In [4]:
from pyspark.sql import SparkSession
import pyspark.sql.functions as F

from pyspark.sql.types import *
import pyspark.sql.types as spark_types

import utils

spark = SparkSession.builder.master("spark://vm1:7077").appName("Cluster Code - Zafar").getOrCreate()

In [None]:
# Testing to see if everything is okay
commits = utils.read_csv(spark, "hdfs:/commits_new.csv")
commits.limit(10).show()

### Number of source & fork repositories of users (shouldn't be run again)

In [5]:
projects =  utils.read_csv(spark, "hdfs:/projects.csv", "projects_new.csv")

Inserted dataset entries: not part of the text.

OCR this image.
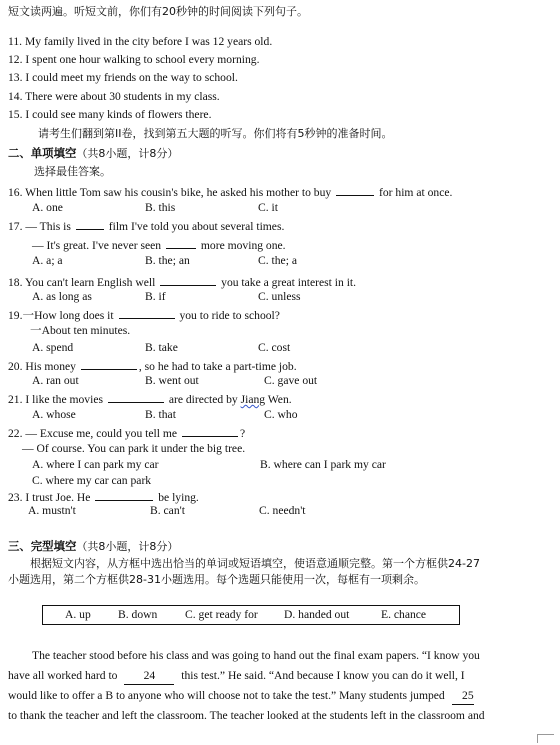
短文读两遍。听短文前，你们有20秒钟的时间阅读下列句子。
11. My family lived in the city before I was 12 years old.
12. I spent one hour walking to school every morning.
13. I could meet my friends on the way to school.
14. There were about 30 students in my class.
15. I could see many kinds of flowers there.
请考生们翻到第II卷，找到第五大题的听写。你们将有5秒钟的准备时间。
二、单项填空（共8小题，计8分）
选择最佳答案。
16. When little Tom saw his cousin's bike, he asked his mother to buy	for him at once.
A. one	B. this	C. it
17. — This is	film I've told you about several times.
— It's great. I've never seen	more moving one.
A. a; a	B. the; an	C. the; a
18. You can't learn English well	you take a great interest in it.
A. as long as	B. if	C. unless
19.一How long does it	you to ride to school?
一About ten minutes.
A. spend	B. take	C. cost
20. His money	, so he had to take a part-time job.
A. ran out	B. went out	C. gave out
21. I like the movies	are directed by Jiang Wen.
A. whose	B. that	C. who
22. — Excuse me, could you tell me	?
— Of course. You can park it under the big tree.
A. where I can park my car	B. where can I park my car
C. where my car can park
23. I trust Joe. He	be lying.
A. mustn't	B. can't	C. needn't
三、完型填空（共8小题，计8分）
根据短文内容，从方框中选出恰当的单词或短语填空，使语意通顺完整。第一个方框供24-27
小题选用，第二个方框供28-31小题选用。每个选题只能使用一次，每框有一项剩余。
A. up B. down C. get ready for D. handed out	E. chance
The teacher stood before his class and was going to hand out the final exam papers. “I know you
have all worked hard to 24 this test.” He said. “And because I know you can do it well, I
would like to offer a B to anyone who will choose not to take the test.” Many students jumped 25
to thank the teacher and left the classroom. The teacher looked at the students left in the classroom and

# This file has now been replaced with a new version
user_more =  utils.read_csv(spark, "hdfs:/user_more.csv")

# Find source repos
df4 = (
    projects
    .where((projects.deleted == 0) & (projects.forked_from.isNull()))
    .groupby("owner_id")
    .count()
    .withColumnRenamed("count", "repos_source")
    .withColumnRenamed("owner_id", "user_id")
)

# Find forks
df6 = (
    projects
    .where((projects.deleted == 0) & (projects.forked_from.isNotNull()))
    .groupby("owner_id")
    .count()
    .withColumnRenamed("count", "repos_forks")
    .withColumnRenamed("owner_id", "user_id")
)

# Join Data
df5 = user_more.join(df4, "user_id", "full").join(df6, "user_id", "full")

# Write to local directorya
df5.write.csv(
    "/user_more_2",
    mode="overwrite",
    nullValue="\\N"
)

### Issue Punchcard

In [5]:
issues = utils.read_csv(spark, "hdfs:/issues.csv")

df5 = (
    issues
    .where(
        issues.created_at.isNotNull()
    )
    .select(
        F.year('created_at').alias('year'), 
        F.month('created_at').alias('month'), 
        F.dayofmonth('created_at').alias('day'), 
        F.hour('created_at').alias('hour')
    )
   .groupBy('year', 'month', 'day', 'hour')
   .count()
)

df5.limit(10).show()

# df5.explain()
# df5.coalesce(1).write.json("hdfs:/issue_punchcard")

+----+-----+----+----+--------+
|year|month| day|hour|   count|
+----+-----+----+----+--------+
|null| null|null|null|54086297|
+----+-----+----+----+--------+



### Number of Commits of each user

In [15]:
commits = utils.read_csv(spark, "hdfs:/commits_new.csv")

res = (
    commits
    .groupby("author_id")
    .count()
    .withColumnRenamed("count", "commits_authored")
    .withColumnRenamed("author_id", "user_id")
)

res.write.csv(
    "hdfs:/user_commit_count",
    mode="overwrite",
    nullValue="\\N"
)

### Number of Commits of every project

In [16]:
# commits = utils.read_csv(spark, "hdfs:/commits_new.csv")

res = (
    commits
    .groupby("project_id")
    .count()
    .withColumnRenamed("count", "total_commits")
)

res.write.csv(
    "hdfs:/project_commit_count",
#     mode="overwrite",
    nullValue="\\N"
)

### Number of Commits on a project not authored by Owner

In [17]:
commits = utils.read_csv(spark, "hdfs:/commits_new.csv")
projects = utils.read_csv(spark, "hdfs:/projects_new.csv")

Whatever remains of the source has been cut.